You might be surprised that I’ve never read Animal Farm before, but Orwell’s 1984 seems the more popular instructional choice these days, and is arguably the better book: less polemical, more prescient, more enduringly relevant, more lasting impact, more developed characters. In fact, comparing the two books side by side, you can justifiably question why you would bother reading Animal Farm if you’ve already read 1984. After all, both are intended as warnings against collectivist ideologies, written by George Orwell, and there’s less to Animal Farm than 1984. At the end of that questioning, though, I still think that Animal Farm is worth reading.
Communism and its related ideologies began as utopic academic theories, and even today enjoy significant popularity amongst academics, despite their atrocious records in the “real world.” There is something about them that lends particularly well to dictatorial tendencies, and Orwell’s Animal Farm captures that trajectory perfectly. Having read Stalin, Animal Farm seems almost a historical retelling of the Soviet Union’s trajectory from the time of the revolution to Stalin’s ascension to power, to the point that I do not know that I would have appreciated the book as much as I did without that background awareness.

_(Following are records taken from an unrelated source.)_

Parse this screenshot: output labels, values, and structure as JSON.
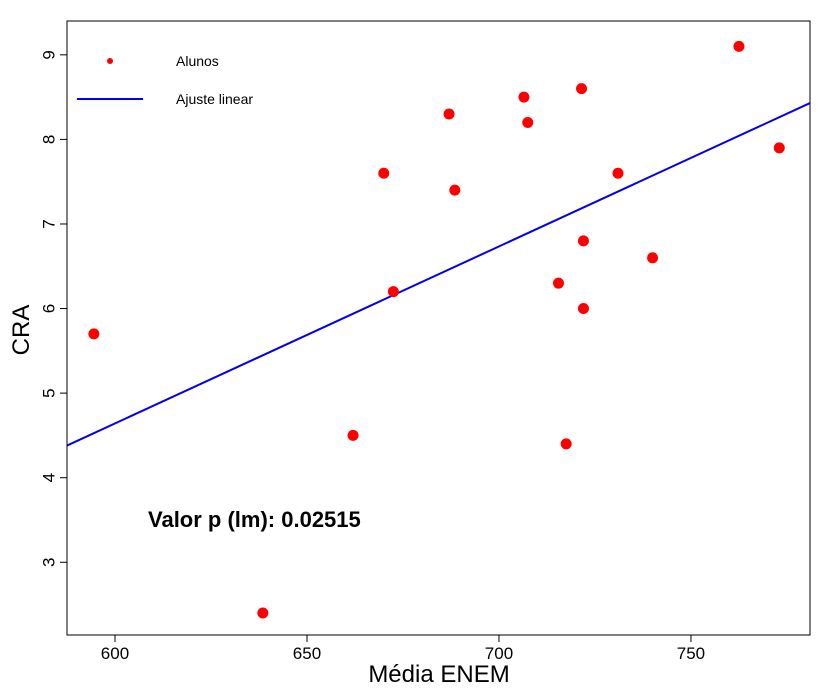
{
  "chart_data": {
    "type": "scatter",
    "title": "",
    "xlabel": "Média ENEM",
    "ylabel": "CRA",
    "xlim": [
      587.5,
      781
    ],
    "ylim": [
      2.14,
      9.4
    ],
    "x_ticks": [
      "600",
      "650",
      "700",
      "750"
    ],
    "y_ticks": [
      "3",
      "4",
      "5",
      "6",
      "7",
      "8",
      "9"
    ],
    "grid": false,
    "legend_position": "top-left",
    "colors": {
      "points": "#ff0000",
      "fit": "#0000ee",
      "axis": "#000000"
    },
    "series": [
      {
        "name": "Alunos",
        "type": "scatter",
        "points": [
          {
            "x": 594.5,
            "y": 5.7
          },
          {
            "x": 638.5,
            "y": 2.4
          },
          {
            "x": 662.0,
            "y": 4.5
          },
          {
            "x": 670.0,
            "y": 7.6
          },
          {
            "x": 672.5,
            "y": 6.2
          },
          {
            "x": 687.0,
            "y": 8.3
          },
          {
            "x": 688.5,
            "y": 7.4
          },
          {
            "x": 706.5,
            "y": 8.5
          },
          {
            "x": 707.5,
            "y": 8.2
          },
          {
            "x": 715.5,
            "y": 6.3
          },
          {
            "x": 717.5,
            "y": 4.4
          },
          {
            "x": 721.5,
            "y": 8.6
          },
          {
            "x": 722.0,
            "y": 6.8
          },
          {
            "x": 722.0,
            "y": 6.0
          },
          {
            "x": 731.0,
            "y": 7.6
          },
          {
            "x": 740.0,
            "y": 6.6
          },
          {
            "x": 762.5,
            "y": 9.1
          },
          {
            "x": 773.0,
            "y": 7.9
          }
        ]
      },
      {
        "name": "Ajuste linear",
        "type": "line",
        "points": [
          {
            "x": 587.5,
            "y": 4.38
          },
          {
            "x": 781.0,
            "y": 8.43
          }
        ]
      }
    ],
    "annotations": [
      "Valor p (lm): 0.02515"
    ]
  }
}
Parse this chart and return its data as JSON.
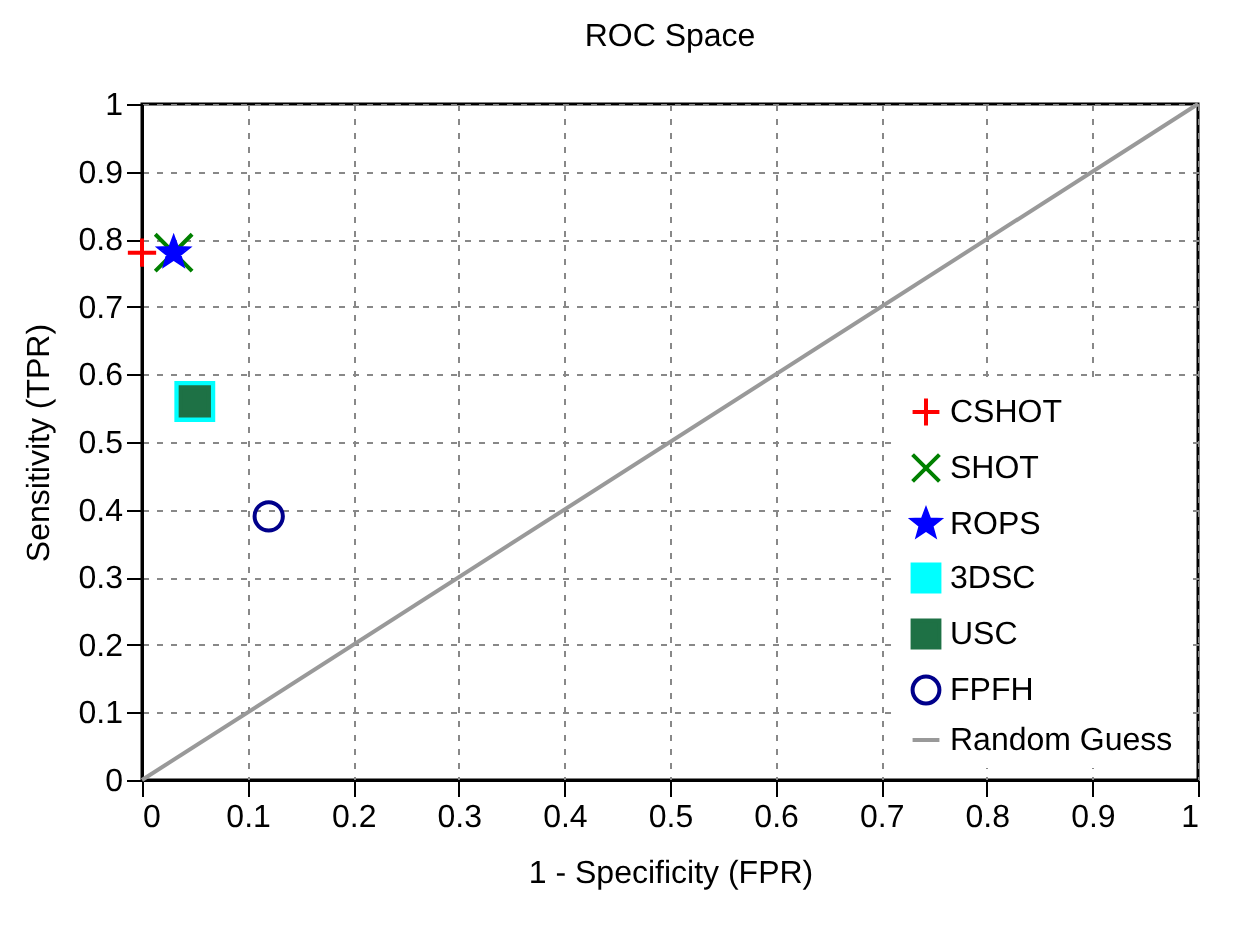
{
  "chart_data": {
    "type": "scatter",
    "title": "ROC Space",
    "xlabel": "1 - Specificity (FPR)",
    "ylabel": "Sensitivity (TPR)",
    "xlim": [
      0,
      1
    ],
    "ylim": [
      0,
      1
    ],
    "xticks": [
      0,
      0.1,
      0.2,
      0.3,
      0.4,
      0.5,
      0.6,
      0.7,
      0.8,
      0.9,
      1
    ],
    "yticks": [
      0,
      0.1,
      0.2,
      0.3,
      0.4,
      0.5,
      0.6,
      0.7,
      0.8,
      0.9,
      1
    ],
    "grid": true,
    "legend": "bottom right",
    "series": [
      {
        "name": "CSHOT",
        "color": "#ff0000",
        "marker": "cross",
        "x": [
          0
        ],
        "values": [
          0.78
        ]
      },
      {
        "name": "SHOT",
        "color": "#008000",
        "marker": "x",
        "x": [
          0.03
        ],
        "values": [
          0.78
        ]
      },
      {
        "name": "ROPS",
        "color": "#0000ff",
        "marker": "star",
        "x": [
          0.03
        ],
        "values": [
          0.78
        ]
      },
      {
        "name": "3DSC",
        "color": "#00ffff",
        "marker": "square",
        "x": [
          0.05
        ],
        "values": [
          0.56
        ]
      },
      {
        "name": "USC",
        "color": "#1e7145",
        "marker": "square",
        "x": [
          0.05
        ],
        "values": [
          0.56
        ]
      },
      {
        "name": "FPFH",
        "color": "#00008b",
        "marker": "circle",
        "x": [
          0.12
        ],
        "values": [
          0.39
        ]
      },
      {
        "name": "Random Guess",
        "type": "line",
        "color": "#999999",
        "x": [
          0,
          1
        ],
        "values": [
          0,
          1
        ]
      }
    ]
  }
}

On its surface, Animal Farm feels rather silly – the idea of animals, led by hyper-intelligent pigs, taking over a farm from humans who are entirely impotent to reclaim the small territory, is difficult to take seriously at times – but the reader must recall that Animal Farm is not so much a traditional novel as we think of the form as it is a fairy tale or a fable. It is a moral tale, in other words, deliberately constructed as an analogy for the real world to show readers in an approachable way the dangerous course that communism tends to take. Science fiction has been doing this almost since its inception, using aliens as mirrors and analogs for humanity and to enable the storyteller to call out flaws in the real world in a way that is less threatening and more thought-provoking than a direct attack. All Orwell does is take the same concept and execute it with farm animals instead of silicon-based blobs on planet HC37b.

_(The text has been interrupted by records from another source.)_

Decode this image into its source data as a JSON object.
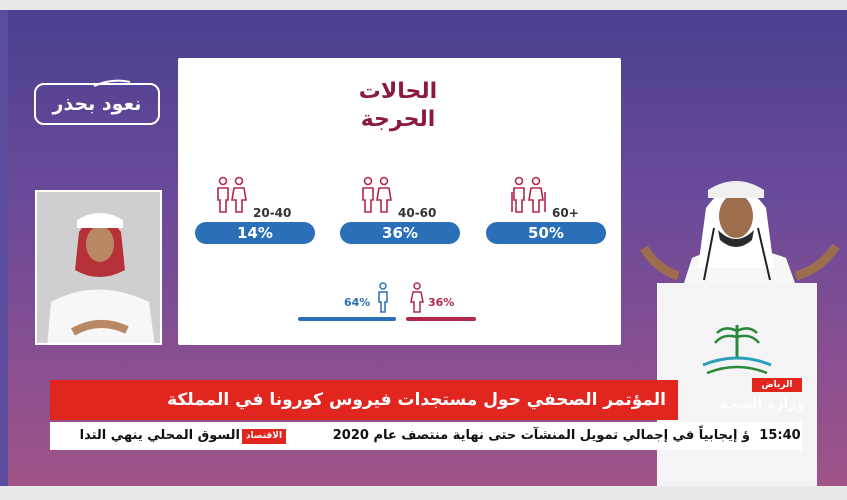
{
  "logo": {
    "text": "نعود بحذر"
  },
  "slide": {
    "title_line1": "الحالات",
    "title_line2": "الحرجة",
    "groups": [
      {
        "age": "60+",
        "percent": "50%"
      },
      {
        "age": "40-60",
        "percent": "36%"
      },
      {
        "age": "20-40",
        "percent": "14%"
      }
    ],
    "gender": {
      "male": {
        "percent": "64%",
        "color": "#2a6fb7"
      },
      "female": {
        "percent": "36%",
        "color": "#b2284a"
      }
    }
  },
  "lower_third": {
    "location": "الرياض",
    "headline": "المؤتمر الصحفي حول مستجدات فيروس كورونا في المملكة",
    "channel_overlay": "وزارة الصحة",
    "ticker": {
      "time": "15:40",
      "item1": "ؤ إيجابياً في إجمالي تمويل المنشآت حتى نهاية منتصف عام 2020",
      "category": "الاقتصاد",
      "item2": "السوق المحلي ينهي التدا"
    }
  },
  "colors": {
    "accent_red": "#e0261e",
    "pill_blue": "#2a6fb7",
    "title_maroon": "#8c1a3f"
  }
}
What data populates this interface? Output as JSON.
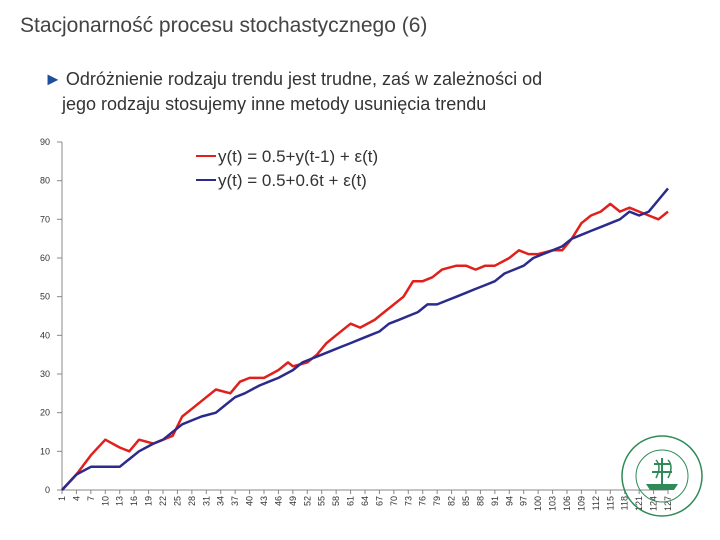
{
  "slide": {
    "title": "Stacjonarność procesu stochastycznego (6)",
    "bullet_line1": "Odróżnienie rodzaju trendu jest trudne, zaś w zależności od",
    "bullet_line2": "jego rodzaju stosujemy inne metody usunięcia trendu",
    "logo_text": "SZKOŁA GŁÓWNA HANDLOWA W WARSZAWIE"
  },
  "colors": {
    "red": "#e0201c",
    "navy": "#2b2b8c",
    "logo": "#2e8b57"
  },
  "chart_data": {
    "type": "line",
    "title": "",
    "xlabel": "",
    "ylabel": "",
    "ylim": [
      0,
      90
    ],
    "yticks": [
      0,
      10,
      20,
      30,
      40,
      50,
      60,
      70,
      80,
      90
    ],
    "xlim": [
      1,
      127
    ],
    "xticks": [
      1,
      4,
      7,
      10,
      13,
      16,
      19,
      22,
      25,
      28,
      31,
      34,
      37,
      40,
      43,
      46,
      49,
      52,
      55,
      58,
      61,
      64,
      67,
      70,
      73,
      76,
      79,
      82,
      85,
      88,
      91,
      94,
      97,
      100,
      103,
      106,
      109,
      112,
      115,
      118,
      121,
      124,
      127
    ],
    "grid": false,
    "legend": "top-center",
    "series": [
      {
        "name": "y(t) = 0.5+y(t-1) + ε(t)",
        "color": "#e0201c",
        "points": [
          [
            1,
            0
          ],
          [
            4,
            4
          ],
          [
            7,
            9
          ],
          [
            10,
            13
          ],
          [
            13,
            11
          ],
          [
            15,
            10
          ],
          [
            17,
            13
          ],
          [
            20,
            12
          ],
          [
            22,
            13
          ],
          [
            24,
            14
          ],
          [
            26,
            19
          ],
          [
            28,
            21
          ],
          [
            31,
            24
          ],
          [
            33,
            26
          ],
          [
            36,
            25
          ],
          [
            38,
            28
          ],
          [
            40,
            29
          ],
          [
            43,
            29
          ],
          [
            46,
            31
          ],
          [
            48,
            33
          ],
          [
            49,
            32
          ],
          [
            52,
            33
          ],
          [
            54,
            35
          ],
          [
            56,
            38
          ],
          [
            58,
            40
          ],
          [
            61,
            43
          ],
          [
            63,
            42
          ],
          [
            66,
            44
          ],
          [
            68,
            46
          ],
          [
            70,
            48
          ],
          [
            72,
            50
          ],
          [
            74,
            54
          ],
          [
            76,
            54
          ],
          [
            78,
            55
          ],
          [
            80,
            57
          ],
          [
            83,
            58
          ],
          [
            85,
            58
          ],
          [
            87,
            57
          ],
          [
            89,
            58
          ],
          [
            91,
            58
          ],
          [
            94,
            60
          ],
          [
            96,
            62
          ],
          [
            98,
            61
          ],
          [
            100,
            61
          ],
          [
            103,
            62
          ],
          [
            105,
            62
          ],
          [
            107,
            65
          ],
          [
            109,
            69
          ],
          [
            111,
            71
          ],
          [
            113,
            72
          ],
          [
            115,
            74
          ],
          [
            117,
            72
          ],
          [
            119,
            73
          ],
          [
            121,
            72
          ],
          [
            123,
            71
          ],
          [
            125,
            70
          ],
          [
            127,
            72
          ]
        ]
      },
      {
        "name": "y(t) = 0.5+0.6t + ε(t)",
        "color": "#2b2b8c",
        "points": [
          [
            1,
            0
          ],
          [
            4,
            4
          ],
          [
            7,
            6
          ],
          [
            10,
            6
          ],
          [
            13,
            6
          ],
          [
            15,
            8
          ],
          [
            17,
            10
          ],
          [
            20,
            12
          ],
          [
            22,
            13
          ],
          [
            24,
            15
          ],
          [
            26,
            17
          ],
          [
            28,
            18
          ],
          [
            30,
            19
          ],
          [
            33,
            20
          ],
          [
            35,
            22
          ],
          [
            37,
            24
          ],
          [
            39,
            25
          ],
          [
            42,
            27
          ],
          [
            44,
            28
          ],
          [
            46,
            29
          ],
          [
            49,
            31
          ],
          [
            51,
            33
          ],
          [
            53,
            34
          ],
          [
            55,
            35
          ],
          [
            57,
            36
          ],
          [
            59,
            37
          ],
          [
            61,
            38
          ],
          [
            63,
            39
          ],
          [
            65,
            40
          ],
          [
            67,
            41
          ],
          [
            69,
            43
          ],
          [
            71,
            44
          ],
          [
            73,
            45
          ],
          [
            75,
            46
          ],
          [
            77,
            48
          ],
          [
            79,
            48
          ],
          [
            81,
            49
          ],
          [
            83,
            50
          ],
          [
            85,
            51
          ],
          [
            87,
            52
          ],
          [
            89,
            53
          ],
          [
            91,
            54
          ],
          [
            93,
            56
          ],
          [
            95,
            57
          ],
          [
            97,
            58
          ],
          [
            99,
            60
          ],
          [
            101,
            61
          ],
          [
            103,
            62
          ],
          [
            105,
            63
          ],
          [
            107,
            65
          ],
          [
            109,
            66
          ],
          [
            111,
            67
          ],
          [
            113,
            68
          ],
          [
            115,
            69
          ],
          [
            117,
            70
          ],
          [
            119,
            72
          ],
          [
            121,
            71
          ],
          [
            123,
            72
          ],
          [
            125,
            75
          ],
          [
            127,
            78
          ]
        ]
      }
    ]
  }
}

That does not mean that the story never speaks more directly to the reader, for the characters are not all caricatures. Many are, but several of them stand out as distinctive individuals for whom I found myself hoping for a happy ending, or at least a satisfying one. Boxer’s story in particular is tragic, and its conclusion, and the other animals’ responses, might be the lowest note in the book. This is not a book with a happy ending, though, for it can’t be. A happy ending would not merely undermine Orwell’s entire point in writing the book, but would also be unrealistic given the millions of deaths and nearly a century of global convulsions that can be, at least in part, laid at communism’s dictatorial door.
Setting aside the ideological and meaning components of the book for a moment, I will also observe that Orwell’s writing is remarkably clear, imaginative, and unique, befitting someone who wrote “Politics and the English Language.” He really is an excellent writer, and Animal Farm’s appeal lies in that it is more than a polemic; it is a genuinely compelling and tragic story.
It would be nice to think that Animal Farm is losing its relevance, that its warning against the easy slide from idealistic, utopic collectivism into dark dictatorship is less needed after the Soviet Union’s fall and the revealed abuses of it and other major communist enterprises. Alas, that dangerous dream seems to be having a resurgence as people forget, or never learn of, the tumultuous path in blood that communist and related ideologies forged through the twentieth century. If 1984 is a warning of where we risk going, Animal Farm is a reminder of how it’s begun, in seeming innocence, before.